10°) Observer les règles religieuses
au moment de se livrer au sommeil comme la lecture des dhikr destinés à cette
occasion et le fait de se coucher sur le côté droit et éviter de se coucher
sur son ventre car le Prophète (bénédiction et salut soient sur lui) l’a interdit.
11°) S’imposer la patience et
la chasteté car nous avons l’obligation de nous passer des actes interdits
même si nous éprouvons le désir de les commettre. Sachons que le fait de s’imposer
la chasteté finit par nous en donner l’habitude.
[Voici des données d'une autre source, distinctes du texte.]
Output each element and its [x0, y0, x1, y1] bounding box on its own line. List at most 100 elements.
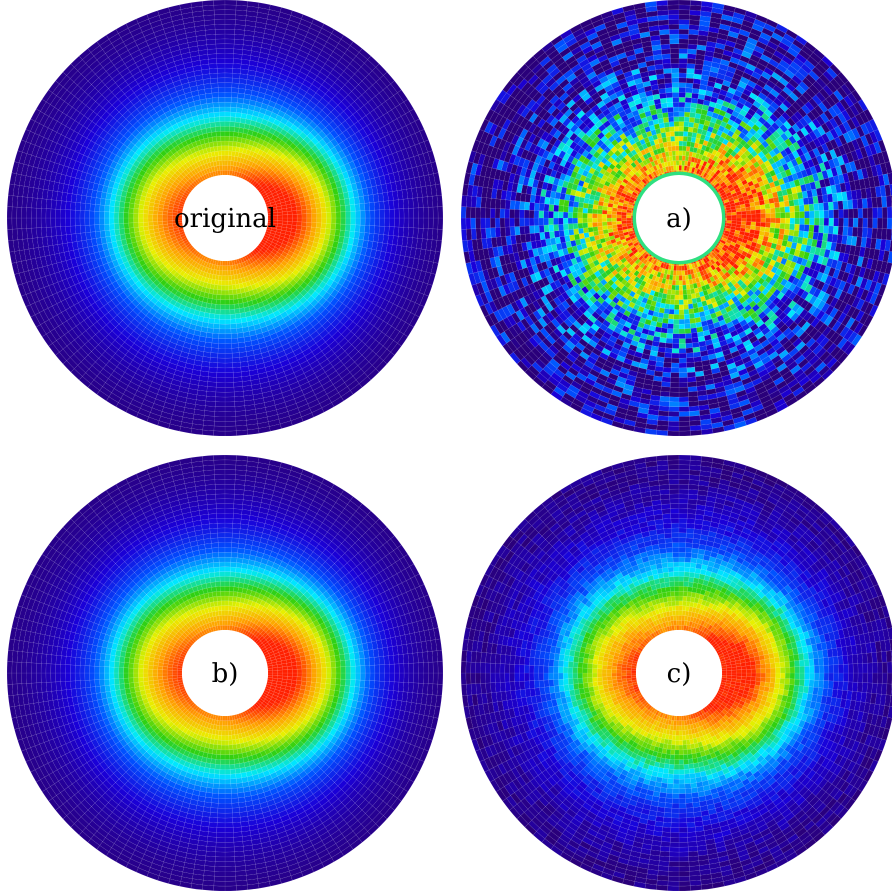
heatmap-cell	[7, 228, 14, 241]
heatmap-cell	[104, 223, 110, 231]
heatmap-cell	[233, 43, 244, 50]
heatmap-cell	[349, 224, 356, 232]
heatmap-cell	[611, 214, 617, 219]
heatmap-cell	[220, 131, 226, 137]
heatmap-cell	[124, 201, 130, 209]
heatmap-cell	[206, 391, 217, 398]
heatmap-cell	[726, 217, 732, 221]
heatmap-cell	[224, 338, 232, 344]
heatmap-cell	[221, 160, 226, 166]
heatmap-cell	[224, 406, 236, 412]
heatmap-cell	[306, 217, 312, 223]
heatmap-cell	[224, 97, 232, 103]
heatmap-cell	[133, 217, 139, 223]
heatmap-cell	[681, 275, 686, 281]
heatmap-cell	[123, 212, 129, 219]
heatmap-cell	[60, 217, 66, 227]
heatmap-cell	[207, 48, 217, 55]
heatmap-cell	[94, 224, 101, 232]
heatmap-cell	[31, 227, 38, 239]
heatmap-cell	[209, 357, 218, 364]
heatmap-cell	[231, 87, 239, 94]
heatmap-cell	[94, 217, 100, 226]
heatmap-cell	[232, 63, 242, 70]
heatmap-cell	[335, 217, 342, 225]
heatmap-cell	[113, 223, 120, 230]
heatmap-cell	[393, 199, 400, 210]
heatmap-cell	[224, 67, 234, 74]
heatmap-cell	[741, 217, 747, 222]
heatmap-cell	[216, 372, 226, 378]
heatmap-cell	[213, 420, 226, 427]
heatmap-cell	[204, 24, 216, 31]
heatmap-cell	[389, 217, 395, 228]
heatmap-cell	[217, 150, 222, 157]
heatmap-cell	[324, 228, 331, 235]
heatmap-cell	[607, 224, 613, 230]
heatmap-cell	[235, 415, 247, 422]
heatmap-cell	[232, 68, 241, 74]
heatmap-cell	[676, 165, 680, 171]
heatmap-cell	[224, 420, 237, 427]
heatmap-cell	[217, 357, 226, 364]
heatmap-cell	[224, 150, 229, 156]
heatmap-cell	[210, 347, 219, 354]
heatmap-cell	[222, 169, 226, 176]
heatmap-cell	[672, 160, 677, 166]
heatmap-cell	[224, 323, 231, 330]
heatmap-cell	[224, 58, 234, 64]
heatmap-cell	[215, 299, 221, 305]
heatmap-cell	[224, 33, 235, 40]
heatmap-cell	[216, 289, 222, 296]
heatmap-cell	[75, 202, 81, 211]
heatmap-cell	[205, 400, 216, 407]
heatmap-cell	[84, 217, 91, 226]
heatmap-cell	[142, 217, 149, 223]
heatmap-cell	[203, 415, 215, 422]
heatmap-cell	[418, 207, 424, 219]
heatmap-cell	[215, 396, 226, 403]
heatmap-cell	[206, 43, 217, 50]
heatmap-cell	[206, 327, 214, 334]
heatmap-cell	[213, 323, 220, 330]
heatmap-cell	[611, 217, 617, 222]
heatmap-cell	[224, 165, 228, 171]
heatmap-cell	[224, 53, 234, 59]
heatmap-cell	[230, 318, 237, 325]
heatmap-cell	[222, 165, 226, 171]
heatmap-cell	[224, 4, 237, 11]
heatmap-cell	[227, 270, 232, 276]
heatmap-cell	[7, 195, 14, 208]
heatmap-cell	[118, 217, 124, 224]
heatmap-cell	[35, 207, 42, 219]
heatmap-cell	[224, 101, 232, 108]
heatmap-cell	[675, 275, 680, 281]
heatmap-cell	[36, 198, 43, 209]
heatmap-cell	[207, 53, 217, 60]
heatmap-cell	[315, 222, 322, 229]
heatmap-cell	[94, 210, 100, 219]
heatmap-cell	[118, 206, 125, 213]
heatmap-cell	[205, 34, 216, 41]
heatmap-cell	[235, 322, 243, 329]
heatmap-cell	[398, 208, 405, 219]
heatmap-cell	[16, 217, 23, 230]
heatmap-cell	[209, 362, 218, 368]
heatmap-cell	[216, 136, 222, 142]
heatmap-cell	[272, 215, 278, 219]
heatmap-cell	[229, 299, 235, 305]
heatmap-cell	[133, 226, 140, 233]
heatmap-cell	[224, 77, 233, 84]
panel-original: original	[7, 0, 443, 436]
heatmap-cell	[296, 217, 303, 223]
heatmap-cell	[215, 43, 226, 50]
heatmap-cell	[359, 217, 366, 226]
heatmap-cell	[123, 222, 130, 229]
heatmap-cell	[152, 214, 158, 219]
heatmap-cell	[626, 215, 632, 219]
heatmap-cell	[215, 33, 226, 40]
heatmap-cell	[40, 208, 47, 219]
heatmap-cell	[224, 328, 232, 335]
heatmap-cell	[745, 221, 752, 226]
heatmap-cell	[393, 208, 400, 219]
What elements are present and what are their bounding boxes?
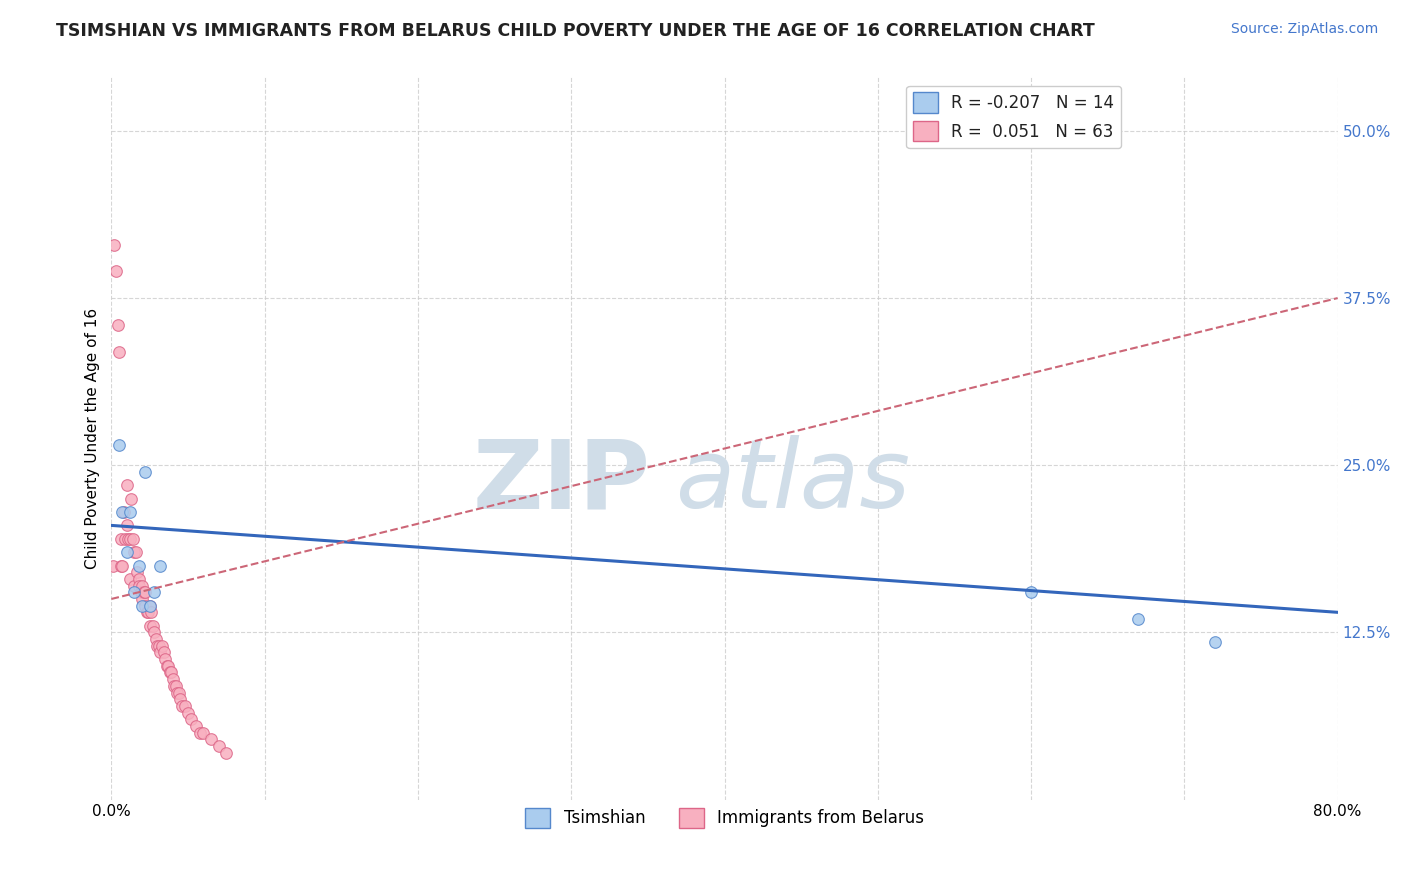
Point [105, 264, 128, 278]
Point [1019, 585, 1042, 599]
Point [108, 438, 131, 452]
Point [131, 591, 153, 606]
Point [170, 698, 193, 713]
Point [134, 599, 156, 613]
Point [118, 572, 141, 586]
Point [184, 719, 207, 733]
Point [117, 532, 139, 546]
Point [110, 532, 132, 546]
Point [1128, 612, 1150, 626]
Legend: Tsimshian, Immigrants from Belarus: Tsimshian, Immigrants from Belarus [519, 801, 931, 835]
Y-axis label: Child Poverty Under the Age of 16: Child Poverty Under the Age of 16 [86, 308, 100, 569]
Point [165, 679, 187, 693]
Point [122, 532, 145, 546]
Point [193, 725, 215, 739]
Point [169, 692, 191, 706]
Point [146, 639, 169, 653]
Point [131, 578, 153, 592]
Point [125, 545, 148, 559]
Point [110, 558, 132, 573]
Point [159, 665, 181, 680]
Point [150, 639, 173, 653]
Point [157, 658, 180, 673]
Point [149, 645, 172, 659]
Point [114, 532, 136, 546]
Point [138, 618, 160, 632]
Point [200, 732, 222, 747]
Point [112, 505, 135, 519]
Text: atlas: atlas [675, 435, 911, 528]
Point [153, 652, 176, 666]
Point [1204, 634, 1226, 648]
Point [160, 665, 183, 680]
Point [188, 725, 211, 739]
Text: Source: ZipAtlas.com: Source: ZipAtlas.com [1230, 22, 1378, 37]
Point [134, 465, 156, 479]
Point [155, 658, 177, 673]
Point [120, 491, 142, 506]
Point [162, 672, 184, 686]
Point [138, 599, 160, 613]
Point [118, 532, 141, 546]
Point [141, 605, 163, 619]
Point [111, 558, 134, 573]
Point [124, 578, 146, 592]
Point [215, 746, 238, 760]
Point [167, 685, 190, 699]
Point [136, 605, 159, 619]
Point [103, 237, 125, 252]
Point [129, 585, 152, 599]
Point [135, 605, 157, 619]
Point [131, 599, 153, 613]
Point [108, 344, 131, 359]
Point [111, 505, 134, 519]
Point [149, 558, 172, 573]
Point [166, 685, 188, 699]
Point [143, 585, 166, 599]
Point [127, 565, 149, 579]
Point [115, 478, 138, 492]
Point [132, 585, 155, 599]
Point [101, 558, 124, 573]
Point [174, 698, 197, 713]
Point [124, 585, 146, 599]
Point [208, 739, 231, 753]
Point [118, 505, 141, 519]
Text: TSIMSHIAN VS IMMIGRANTS FROM BELARUS CHILD POVERTY UNDER THE AGE OF 16 CORRELATI: TSIMSHIAN VS IMMIGRANTS FROM BELARUS CHI… [56, 22, 1095, 40]
Point [128, 558, 150, 573]
Point [128, 578, 150, 592]
Point [115, 545, 138, 559]
Point [115, 518, 138, 533]
Point [152, 645, 174, 659]
Point [138, 599, 160, 613]
Point [145, 632, 167, 646]
Point [163, 679, 186, 693]
Point [134, 585, 156, 599]
Point [177, 706, 200, 720]
Point [142, 618, 165, 632]
Point [148, 639, 170, 653]
Point [143, 625, 166, 640]
Point [128, 572, 150, 586]
Point [107, 318, 129, 332]
Text: ZIP: ZIP [472, 435, 651, 528]
Point [180, 712, 202, 726]
Point [124, 545, 146, 559]
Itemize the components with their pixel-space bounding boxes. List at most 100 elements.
C’est ce qu’indiquent les
propos du Prophète (bénédiction et salut soient sur lui) : « Allah rend
chaste quiconque cherche à l’être ; rend riche quiconque se satisfait de ce
qu’il a et aide à demeurer patient quiconque cherche à s’imposer la patience.
Nul n’a reçu un don meilleur et plus ample que la patience ». (rapporté
par Boukhari, Fateh, n° 1469).
12°) Celui qui commet cette désobéissance doit s’empresser au repentir et à
la demande de pardon et à l’accomplissement des actes d’obéissance sans désespérer
à cause du fait que la pratique relève des péchés majeurs.
13°) Enfin, il n’y a aucun doute que le recours à Allah, Son invocation avec
humilité et la recherche de son assistance pour se délivrer de cette habitude
constituent les plus importants remèdes car le Transcendant exauce l’invocation
de celui qui l’invoque. Allah le sait mieux.